When you launch an in-product survey to validate an idea, you build conviction and reduce leaps of faith about the appetite or ability of users and customers to adopt a new feature or product.
They can be especially effective when used in-product, in-context. For example, when a user reaches a two-factor authentication (2FA) screen to provide an SMS code while logging into your application, you might trigger an in-product survey asking if there are other 2FA methods the user would prefer to use. The user can submit a response with a single click taking only a second, and you’ll get valuable feedback on what 2FA methods are preferred by your users.
The problem with painted doors
You could achieve a similar insight in the 2FA example using a painted door, for example by having a sidebar with buttons that provide other 2FA options to the user. When the user selects one, you record their click and provide some form of “coming soon” message to the user. You’ll get the same information with this method, but there is one obvious downside: you tricked your user!
The experience of a painted door leads to an element of disappointment. You make the user believe they have the ability to do something they can’t, and they only find that out after attempting it. The disappointment is then compounded by the realization that they were surreptitiously fooled into providing information to you. It’s hard to see how these feelings could constitute a positive experience. Imagine encountering an actual painted door in real life. You want to make use of the door, only to walk into a wall (ouch), and realize someone has fooled you. How many of us would describe that as a good experience?
The in-product survey by contrast is a much more transparent approach that shows your users that you are interested in their opinion, and view them as a partner in your product. It builds trust by engaging the user.
Building that trust pays dividends down the road. Not just in referrals, but a willingness to share their time in more intensive feedback channels like customer interviews and user testing sessions that generate more insights about valuable opportunities.
In addition, you can give users an open-ended option in the survey to provide context. This kind of context is rare in painted door tests where you’re more likely to just see what users did or chose, but not why they did.

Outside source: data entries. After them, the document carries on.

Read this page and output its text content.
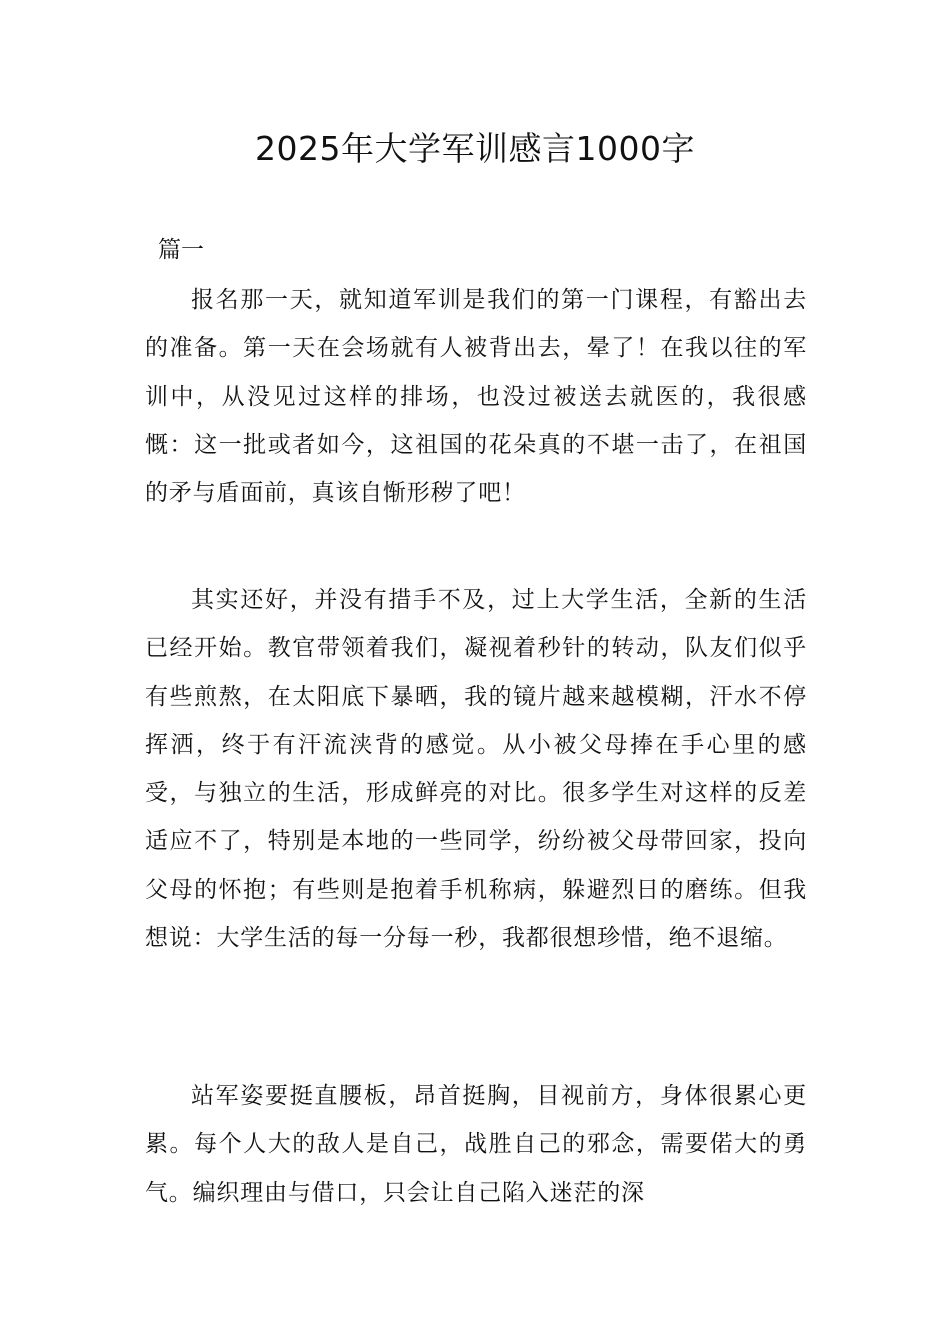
2025年大学军训感言1000字
篇一

报名那一天，就知道军训是我们的第一门课程，有豁出去的准备。第一天在会场就有人被背出去，晕了！在我以往的军训中，从没见过这样的排场，也没过被送去就医的，我很感慨：这一批或者如今，这祖国的花朵真的不堪一击了，在祖国的矛与盾面前，真该自惭形秽了吧！

其实还好，并没有措手不及，过上大学生活，全新的生活已经开始。教官带领着我们，凝视着秒针的转动，队友们似乎有些煎熬，在太阳底下暴晒，我的镜片越来越模糊，汗水不停挥洒，终于有汗流浃背的感觉。从小被父母捧在手心里的感受，与独立的生活，形成鲜亮的对比。很多学生对这样的反差适应不了，特别是本地的一些同学，纷纷被父母带回家，投向父母的怀抱；有些则是抱着手机称病，躲避烈日的磨练。但我想说：大学生活的每一分每一秒，我都很想珍惜，绝不退缩。

站军姿要挺直腰板，昂首挺胸，目视前方，身体很累心更累。每个人大的敌人是自己，战胜自己的邪念，需要偌大的勇气。编织理由与借口，只会让自己陷入迷茫的深
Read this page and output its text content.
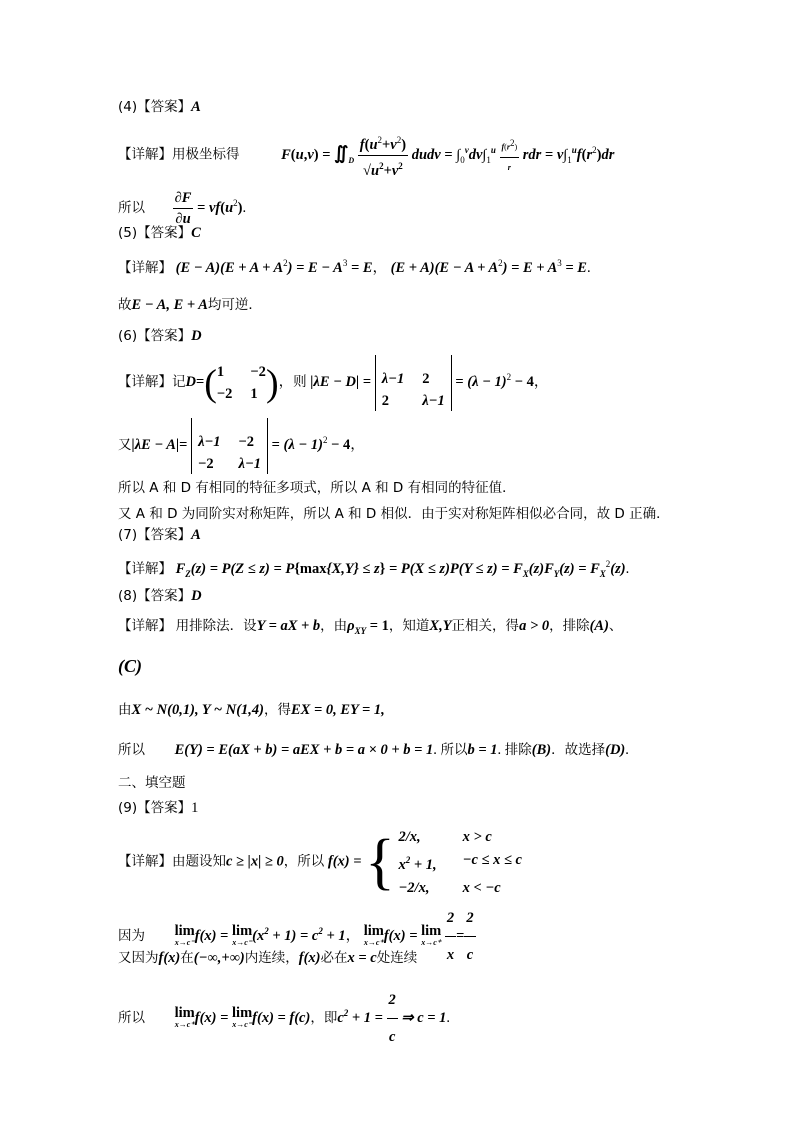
(4)【答案】A
【详解】用极坐标得	$F(u,v) = ∬_D \frac{f(u^2+v^2)}{√u^2+v^2}$ dudv = $\int_0^vdv\int_1^u \frac{f(r^2)}{r}$ rdr = $v\int_1^uf(r^2)dr$
所以 $\frac{\partial F}{\partial u} = vf(u^2)$.
(5)【答案】C
【详解】 $(E - A)(E + A + A^2) = E - A^3 = E$， $(E + A)(E - A + A^2) = E + A^3 = E$.
故E − A, E + A均可逆．
(6)【答案】D
【详解】记D=( 1	−2
−2 1 )，则 |λE − D| = λ−1 2
2	λ−1
= $(\lambda - 1)^2 - 4$，
又|λE − A|= λ−1 −2
−2	λ−1
= $(\lambda - 1)^2 - 4$，
所以 A 和 D 有相同的特征多项式，所以 A 和 D 有相同的特征值．
又 A 和 D 为同阶实对称矩阵，所以 A 和 D 相似．由于实对称矩阵相似必合同，故 D 正确．
(7)【答案】A
【详解】 $F_Z(z) = P(Z \le z) = P\{\max\{X,Y\} \le z\} = P(X \le z)P(Y \le z) = F_X(z)F_Y(z) = F_X^2(z)$.
(8)【答案】D
【详解】 用排除法．设Y = aX + b，由$\rho_{XY} = 1$，知道X,Y正相关，得a > 0，排除(A)、
(C)
由X ~ N(0,1), Y ~ N(1,4)，得EX = 0, EY = 1,
所以 E(Y) = E(aX + b) = aEX + b = a × 0 + b = 1. 所以b = 1. 排除(B)．故选择(D).
二、填空题
(9)【答案】1
【详解】由题设知c ≥ |x| ≥ 0，所以 f(x) = { 2/x,	x > c
$x^2 + 1$, −c ≤ x ≤ c
−2/x,	x < −c
因为 lim
x→c⁻ f(x) = lim
x→c⁻ $(x^2 + 1) = c^2 + 1$， lim
x→c⁺ f(x) = lim
x→c⁺
$\frac{2}{x} = \frac{2}{c}$
又因为f(x)在(−∞,+∞)内连续，f(x)必在x = c处连续
所以 lim
x→c⁺ f(x) = lim
x→c⁻ f(x) = f(c)，即$c^2 + 1 = \frac{2}{c}$ ⇒ c = 1.
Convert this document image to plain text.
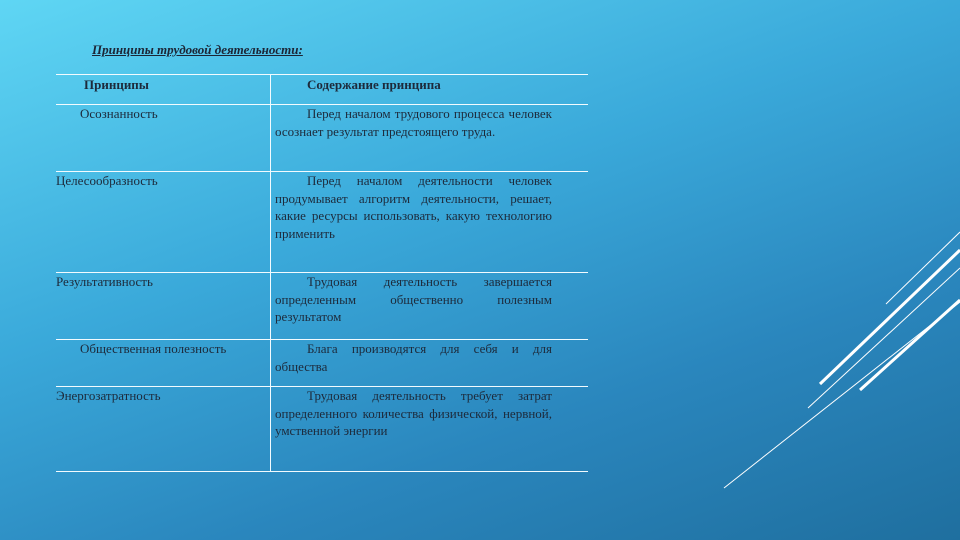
Принципы трудовой деятельности:
Принципы	Содержание принципа
Осознанность	Перед началом трудового процесса человек осознает результат предстоящего труда.
Целесообразность	Перед началом деятельности человек продумывает алгоритм деятельности, решает, какие ресурсы использовать, какую технологию применить
Результативность	Трудовая деятельность завершается определенным общественно полезным результатом
Общественная полезность	Блага производятся для себя и для общества
Энергозатратность	Трудовая деятельность требует затрат определенного количества физической, нервной, умственной энергии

Faster, cheaper, and easier to launch.
Painted doors are often promoted as quick and easy ways to get feedback, but they will almost always require more time and effort than a in-product survey. Assuming you have integrated a best-in-class tool like Sprig, precisely targeted survey experiences can be launched almost immediately, without any development work required. You can use any custom event in your application as a trigger to target the survey at precise moments, and you can filter down who sees the survey by using any user attributes you track in your application. Again, no dev work needed.
Even the smallest painted door experience usually requires code, and if you are using sprint release cycles that means it’s unlikely the test is launched right away. You’ll also have to remember to deactivate the painted door experience. Getting the results of the test in front of stakeholders will probably also take longer since the data has to be gathered from the database manually, rather than immediately available in an easy-to-access dashboard.
When painted doors are a good choice.
There are certain questions where painted doors can be more effective than in-product surveys. There is a well known disconnect between indicating willingness to buy in a survey question and actual willingness to buy. Here, painted door tests can be a useful way to capture candid willingness to buy that might get obscured in a survey question, especially if the test includes providing payment information. Similarly, testing price points is tricky with surveys, since the user has a strong incentive to indicate a preference for the lowest option even if they would pay more. A painted door test with different price points would give a much more reliable indication of what users are willing to pay.
Even so, it’s still possible to reduce the need for painted doors even on questions of price elasticity or willingness to buy. Staying close to your customers with regular in-depth interviews to understand their needs thoroughly will give you the insight to make really good decisions on questions like these without the risks that come with painted door tests.
A resolution for 2023
Painted door tests have been a clever way to get users to reveal information about their preferences for many years. But the most successful product teams now focus on building close relationships with their customers to understand them using interviews, surveys, and user testing.
The deeper understanding built with in-context survey methods pays ongoing dividends to product teams by giving much more information about how to create value for users. That means they are better for the user and for the product team. In 2023, I hope to bump into fewer painted doors.